Do I think Lynch would have benefited from having Engels and Peyton also work on this season - absolutely! Do I think it suffered in the expansion from 9 episodes to 18? Definitely. I wonder if they really had enough material to fill 18 episodes - explaining the driftings longeurs of the Dougie storyline, the lightweight and rather throwaway Mitchums etc. Even the Buckhorn FBI scene are repetitive and feel forced at times.

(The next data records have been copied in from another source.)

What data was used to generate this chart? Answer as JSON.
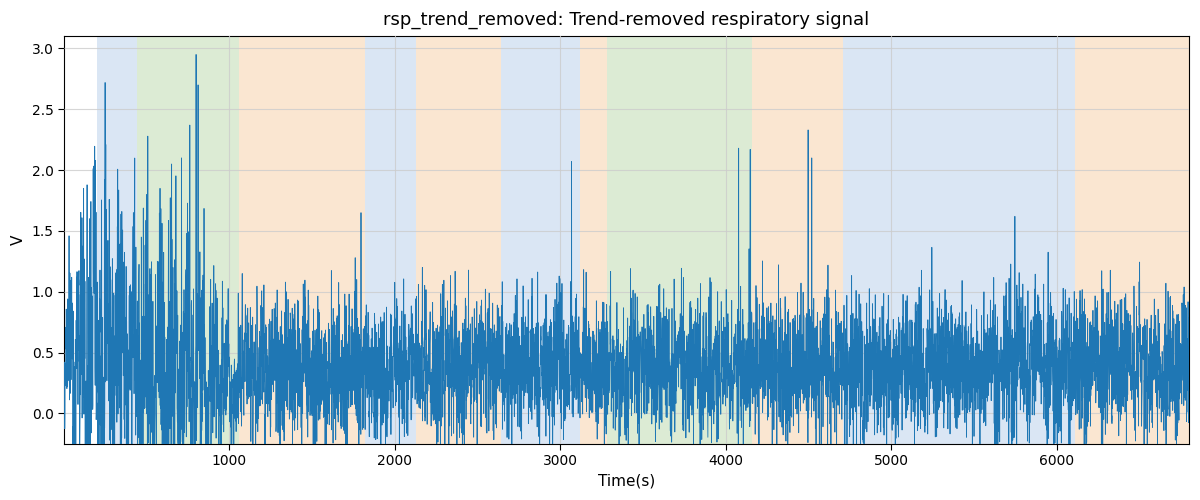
{
  "title": "rsp_trend_removed: Trend-removed respiratory signal",
  "xlabel": "Time(s)",
  "ylabel": "V",
  "ylim": [
    -0.25,
    3.1
  ],
  "xlim": [
    0,
    6800
  ],
  "line_color": "#1f77b4",
  "line_width": 0.6,
  "bg_color": "white",
  "axes_bg_color": "white",
  "grid_color": "#cccccc",
  "grid_alpha": 0.8,
  "xticks": [
    1000,
    2000,
    3000,
    4000,
    5000,
    6000
  ],
  "yticks": [
    0.0,
    0.5,
    1.0,
    1.5,
    2.0,
    2.5,
    3.0
  ],
  "colored_bands": [
    {
      "xmin": 200,
      "xmax": 440,
      "color": "#adc8e8",
      "alpha": 0.45
    },
    {
      "xmin": 440,
      "xmax": 1060,
      "color": "#b2d4a0",
      "alpha": 0.45
    },
    {
      "xmin": 1060,
      "xmax": 1820,
      "color": "#f5c99a",
      "alpha": 0.45
    },
    {
      "xmin": 1820,
      "xmax": 2130,
      "color": "#adc8e8",
      "alpha": 0.45
    },
    {
      "xmin": 2130,
      "xmax": 2640,
      "color": "#f5c99a",
      "alpha": 0.45
    },
    {
      "xmin": 2640,
      "xmax": 3120,
      "color": "#adc8e8",
      "alpha": 0.45
    },
    {
      "xmin": 3120,
      "xmax": 3280,
      "color": "#f5c99a",
      "alpha": 0.45
    },
    {
      "xmin": 3280,
      "xmax": 4160,
      "color": "#b2d4a0",
      "alpha": 0.45
    },
    {
      "xmin": 4160,
      "xmax": 4710,
      "color": "#f5c99a",
      "alpha": 0.45
    },
    {
      "xmin": 4710,
      "xmax": 6110,
      "color": "#adc8e8",
      "alpha": 0.45
    },
    {
      "xmin": 6110,
      "xmax": 6800,
      "color": "#f5c99a",
      "alpha": 0.45
    }
  ],
  "title_fontsize": 13,
  "figsize": [
    12.0,
    5.0
  ],
  "dpi": 100
}
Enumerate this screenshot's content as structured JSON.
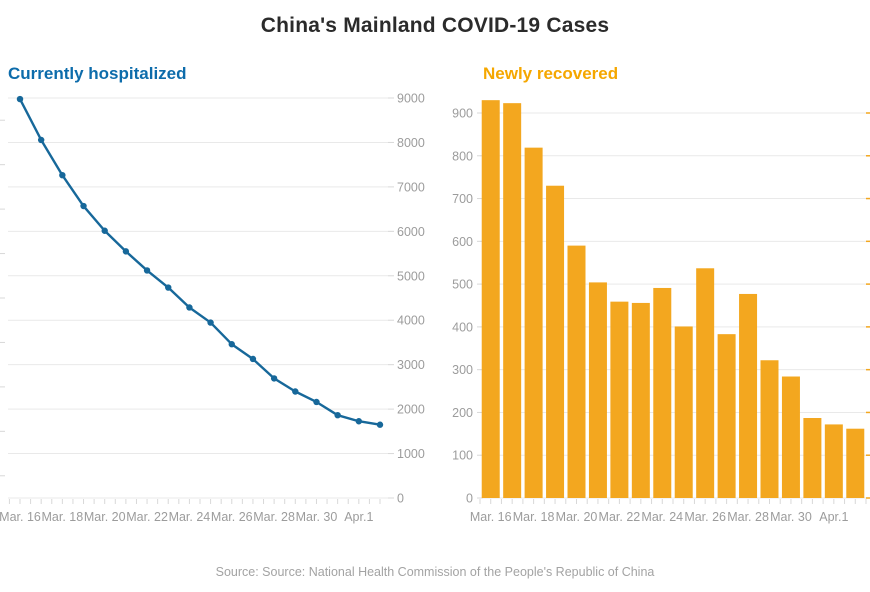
{
  "title": "China's Mainland COVID-19 Cases",
  "source": "Source: Source: National Health Commission of the People's Republic of China",
  "colors": {
    "title_text": "#2b2b2b",
    "blue_accent": "#0d6cab",
    "line_blue": "#17689a",
    "orange_accent": "#f5a700",
    "bar_orange": "#f3a71f",
    "grid": "#e9e9e9",
    "tick": "#d8d8d8",
    "axis_text": "#9c9c9c",
    "source_text": "#a3a3a3"
  },
  "chart_data": [
    {
      "type": "line",
      "title": "Currently hospitalized",
      "x": [
        "Mar. 16",
        "Mar. 17",
        "Mar. 18",
        "Mar. 19",
        "Mar. 20",
        "Mar. 21",
        "Mar. 22",
        "Mar. 23",
        "Mar. 24",
        "Mar. 25",
        "Mar. 26",
        "Mar. 27",
        "Mar. 28",
        "Mar. 29",
        "Mar. 30",
        "Mar. 31",
        "Apr.1",
        "Apr.2"
      ],
      "values": [
        8976,
        8056,
        7263,
        6569,
        6013,
        5549,
        5120,
        4735,
        4287,
        3947,
        3460,
        3128,
        2691,
        2396,
        2161,
        1863,
        1727,
        1649
      ],
      "x_tick_labels": [
        "Mar. 16",
        "Mar. 18",
        "Mar. 20",
        "Mar. 22",
        "Mar. 24",
        "Mar. 26",
        "Mar. 28",
        "Mar. 30",
        "Apr.1"
      ],
      "x_tick_indices": [
        0,
        2,
        4,
        6,
        8,
        10,
        12,
        14,
        16
      ],
      "ylim": [
        0,
        9000
      ],
      "y_tick_step": 1000,
      "y_labels_side": "right",
      "grid": true,
      "legend": "none"
    },
    {
      "type": "bar",
      "title": "Newly recovered",
      "x": [
        "Mar. 16",
        "Mar. 17",
        "Mar. 18",
        "Mar. 19",
        "Mar. 20",
        "Mar. 21",
        "Mar. 22",
        "Mar. 23",
        "Mar. 24",
        "Mar. 25",
        "Mar. 26",
        "Mar. 27",
        "Mar. 28",
        "Mar. 29",
        "Mar. 30",
        "Mar. 31",
        "Apr.1",
        "Apr.2"
      ],
      "values": [
        930,
        923,
        819,
        730,
        590,
        504,
        459,
        456,
        491,
        401,
        537,
        383,
        477,
        322,
        284,
        187,
        172,
        162
      ],
      "x_tick_labels": [
        "Mar. 16",
        "Mar. 18",
        "Mar. 20",
        "Mar. 22",
        "Mar. 24",
        "Mar. 26",
        "Mar. 28",
        "Mar. 30",
        "Apr.1"
      ],
      "x_tick_indices": [
        0,
        2,
        4,
        6,
        8,
        10,
        12,
        14,
        16
      ],
      "ylim": [
        0,
        900
      ],
      "y_tick_step": 100,
      "y_labels_side": "left",
      "grid": true,
      "legend": "none"
    }
  ]
}
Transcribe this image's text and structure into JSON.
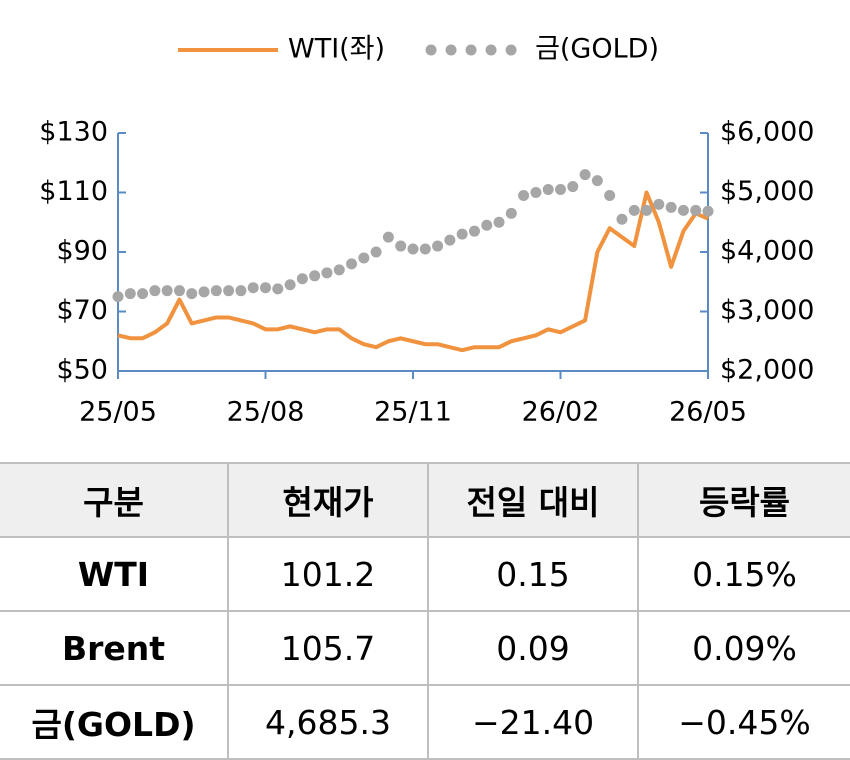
{
  "chart_data": {
    "type": "line",
    "legend": "top",
    "categories": [
      "25/05",
      null,
      null,
      null,
      null,
      null,
      null,
      null,
      null,
      null,
      null,
      null,
      "25/08",
      null,
      null,
      null,
      null,
      null,
      null,
      null,
      null,
      null,
      null,
      null,
      "25/11",
      null,
      null,
      null,
      null,
      null,
      null,
      null,
      null,
      null,
      null,
      null,
      "26/02",
      null,
      null,
      null,
      null,
      null,
      null,
      null,
      null,
      null,
      null,
      null,
      "26/05"
    ],
    "series": [
      {
        "name": "WTI(좌)",
        "color": "#f0923e",
        "style": "line",
        "values": [
          62,
          61,
          61,
          63,
          66,
          74,
          66,
          67,
          68,
          68,
          67,
          66,
          64,
          64,
          65,
          64,
          63,
          64,
          64,
          61,
          59,
          58,
          60,
          61,
          60,
          59,
          59,
          58,
          57,
          58,
          58,
          58,
          60,
          61,
          62,
          64,
          63,
          65,
          67,
          90,
          98,
          95,
          92,
          110,
          100,
          85,
          97,
          103,
          101.2
        ]
      },
      {
        "name": "금(GOLD)",
        "color": "#a6a6a6",
        "style": "dots",
        "axis": "y2",
        "values": [
          3250,
          3300,
          3300,
          3350,
          3350,
          3350,
          3300,
          3330,
          3350,
          3350,
          3350,
          3400,
          3400,
          3380,
          3450,
          3550,
          3600,
          3650,
          3700,
          3800,
          3900,
          4000,
          4250,
          4100,
          4050,
          4050,
          4100,
          4200,
          4300,
          4350,
          4450,
          4500,
          4650,
          4950,
          5000,
          5050,
          5050,
          5100,
          5300,
          5200,
          4950,
          4550,
          4700,
          4700,
          4800,
          4750,
          4700,
          4700,
          4685.3
        ]
      }
    ],
    "ylim": [
      50,
      130
    ],
    "yticks": [
      {
        "value": 50,
        "label": "$50"
      },
      {
        "value": 70,
        "label": "$70"
      },
      {
        "value": 90,
        "label": "$90"
      },
      {
        "value": 110,
        "label": "$110"
      },
      {
        "value": 130,
        "label": "$130"
      }
    ],
    "y2lim": [
      2000,
      6000
    ],
    "y2ticks": [
      {
        "value": 2000,
        "label": "$2,000"
      },
      {
        "value": 3000,
        "label": "$3,000"
      },
      {
        "value": 4000,
        "label": "$4,000"
      },
      {
        "value": 5000,
        "label": "$5,000"
      },
      {
        "value": 6000,
        "label": "$6,000"
      }
    ],
    "axis_color": "#5b8bc5"
  },
  "table": {
    "header": [
      "구분",
      "현재가",
      "전일 대비",
      "등락률"
    ],
    "rows": [
      [
        "WTI",
        "101.2",
        "0.15",
        "0.15%"
      ],
      [
        "Brent",
        "105.7",
        "0.09",
        "0.09%"
      ],
      [
        "금(GOLD)",
        "4,685.3",
        "−21.40",
        "−0.45%"
      ]
    ]
  }
}
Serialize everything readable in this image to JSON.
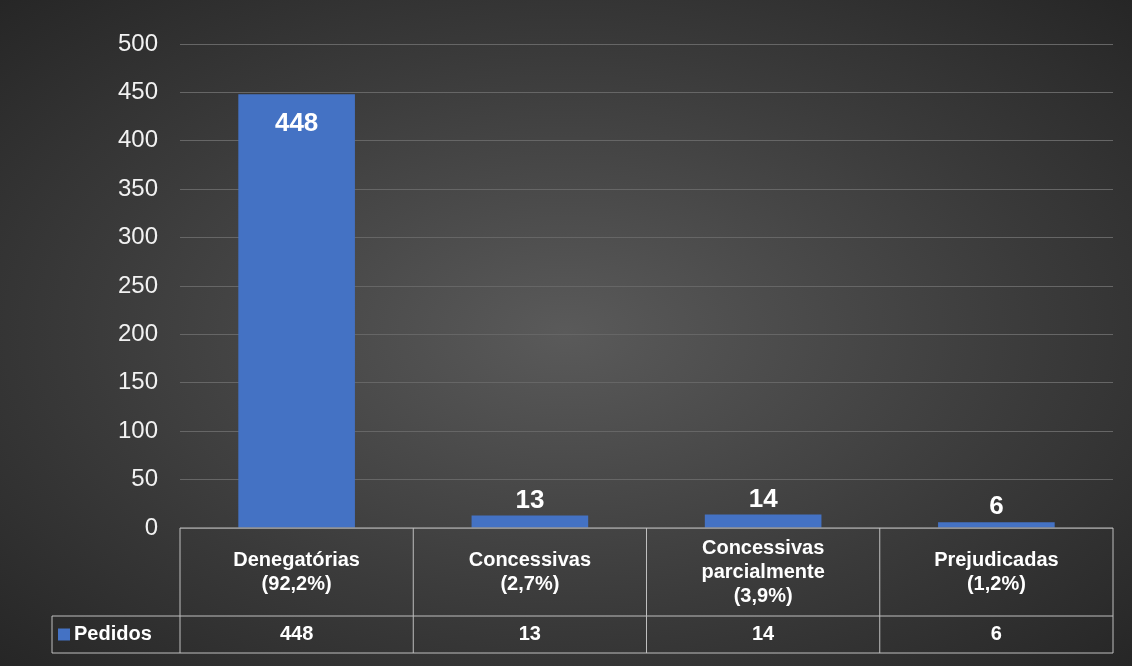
{
  "chart_data": {
    "type": "bar",
    "categories": [
      "Denegatórias (92,2%)",
      "Concessivas (2,7%)",
      "Concessivas parcialmente (3,9%)",
      "Prejudicadas (1,2%)"
    ],
    "series": [
      {
        "name": "Pedidos",
        "color": "#4472c4",
        "values": [
          448,
          13,
          14,
          6
        ],
        "value_labels": [
          "448",
          "13",
          "14",
          "6"
        ]
      }
    ],
    "ylim": [
      0,
      500
    ],
    "yticks": [
      0,
      50,
      100,
      150,
      200,
      250,
      300,
      350,
      400,
      450,
      500
    ],
    "grid": "y",
    "legend": "bottom",
    "annotations": [
      "448",
      "13",
      "14",
      "6"
    ]
  }
}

Considering all of that, how s3 turned out is completely understandable. Its the inevitable result of having too much time that can't be substantially filled by the script they must have had fairly completed back in 2014. Expanding sections or adding extra scenes due to Showtime giving more episodes at that stage is always going to be apparent. Most significantly, give Lynch complete reign over those 18 episodes and you're asking for trouble. So you end up with something that is as baffling as INLAND EMPIRE mixed with delightful, fantastic scenes and other parts which feel less vital.
However, I am still optimistic because the behind-the-scenes make it very clear that Lynch was unhappy with the time restraints on set - linked to budget of course. But if they had not opted to film so many locations and with so many actors, wouldn't they have had more time and money for shooting at the Fireman's theatre?
At the Emmy's screening of part 18 for critics, Kyle said he would love to see Twin Peaks continue. I am not sure if Showtime would opt for another 18-part run. It might be more sensible to go for 10 episodes and focus more closely on a specific storyline, most likely centred around the place the show is named after. I do think that Lynch had a dogged determination to make season 3 the 'doppleganger/ tulpa' season and by that alone I see it as more of a loose story than any sort of ending.